Gospel: Grace Did Much More Abound

John Bunyan from England, author of the best-selling book Pilgrim’s Progress, lived in the 17th century. After a long hard struggle he finally came to faith in Christ. The account of his conversion is given in the book Grace Abounding to the Chief of Sinners. He speaks of the event that so changed his life as being a result of “the exceeding mercy of God in Christ to him; namely, in taking him out of the dunghill, and converting him to the faith of His blessed Son, Jesus Christ.” John Bunyan was born in humble circumstances and as a tinker (a traveling metal-smith) he was not among the nobility of earth. But God saved him and, like Paul the apostle, he always felt indebted to the grace that was so abounding to the “chief of sinners.” Saul of Tarsus was arrested on the road to Damascus as he went to arrest and persecute Christians. He had been rebelling against God by trying to stamp out the name of Jesus and His followers from the earth. The Lord intervened in his life in a very direct way, with the light of His presence and a call from heaven: “Why persecutest thou Me?” This confirmed his nagging fears and assured Saul that Jesus had risen from the dead and was in fact the Lord Himself. Given the extent of Saul’s zeal in opposing God he later refers to himself as “the chief of sinners” (1 Tim 1:15). But to him “the grace of our Lord was exceeding abundant with faith and love which is in Christ Jesus” (1 Tim 1:15).

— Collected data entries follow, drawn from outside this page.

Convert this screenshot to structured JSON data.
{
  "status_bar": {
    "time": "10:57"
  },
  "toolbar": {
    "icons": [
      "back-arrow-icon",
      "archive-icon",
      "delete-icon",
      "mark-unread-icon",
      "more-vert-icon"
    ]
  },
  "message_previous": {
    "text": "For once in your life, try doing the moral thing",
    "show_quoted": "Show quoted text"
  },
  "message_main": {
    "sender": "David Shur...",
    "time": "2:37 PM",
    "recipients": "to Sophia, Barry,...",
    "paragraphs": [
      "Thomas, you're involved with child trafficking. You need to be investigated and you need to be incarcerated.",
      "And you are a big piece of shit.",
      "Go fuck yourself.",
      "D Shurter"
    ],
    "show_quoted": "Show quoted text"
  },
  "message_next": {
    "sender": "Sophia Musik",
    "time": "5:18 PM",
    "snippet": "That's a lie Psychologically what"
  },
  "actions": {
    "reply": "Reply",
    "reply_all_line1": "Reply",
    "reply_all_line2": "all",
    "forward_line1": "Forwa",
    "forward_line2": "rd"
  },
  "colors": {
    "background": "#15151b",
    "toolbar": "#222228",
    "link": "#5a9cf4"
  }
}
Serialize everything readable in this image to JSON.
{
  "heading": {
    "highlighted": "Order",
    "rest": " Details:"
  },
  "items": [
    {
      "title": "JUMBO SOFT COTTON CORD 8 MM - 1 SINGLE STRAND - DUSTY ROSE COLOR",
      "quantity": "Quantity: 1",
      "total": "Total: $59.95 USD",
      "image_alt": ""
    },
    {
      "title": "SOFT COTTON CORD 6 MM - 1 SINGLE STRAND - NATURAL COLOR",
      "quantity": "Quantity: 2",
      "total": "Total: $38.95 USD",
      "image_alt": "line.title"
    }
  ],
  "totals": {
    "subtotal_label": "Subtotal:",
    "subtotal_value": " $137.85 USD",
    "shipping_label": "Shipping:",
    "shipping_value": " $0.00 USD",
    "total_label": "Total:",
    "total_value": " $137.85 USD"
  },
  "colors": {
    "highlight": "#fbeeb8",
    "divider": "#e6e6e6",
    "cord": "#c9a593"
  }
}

Paul unfolds the amazing tapestry of divine grace in the book of Romans. Weighed in the balances of divine justice, the whole world is found guilty as charged before God (3:19). There is no difference or distinction in humanity, both in the reality of guilt and in the only remedy found in Christ. Man’s only hope and plea is through the redemption that is in Christ Jesus (v 24). God has found a payment in the death of Christ to satisfy the highest court of heaven. The death penalty for sin is paid in full by the death of Christ, and God is free to justify the guilty who will simply believe that when Jesus died, He died for me the sinner. Therefore as a believer, my sin-debt before God is cancelled and God declares me to be just or righteous in His sight. All of this is without any effort on the part of man, but all by the grace of the God against Whom we have sinned. “Therefore we conclude that a man is justified by faith without the deeds of the law” (Rom 3:28). The law of God that cries we are guilty and highlights the enormity of our sinfulness has been silenced, because Christ has redeemed us from its curse (Gal 3:13) and has brought us into full favor and acceptance with God (Eph 1:6-7). “Grace did much more abound” (Rom 5:20)in the wonderful plan of redemption, and every believer is the undeserving recipient of it.

So, dear reader, can you take it in? That same grace is abounding enough to take you in, to remove the guilty sins of a lifetime, no matter how deep and dark they may be. The work of Christ in satisfying God’s justice by taking the judgment against us is finished, and God will justify you when by faith you claim Him as your substitute and Savior.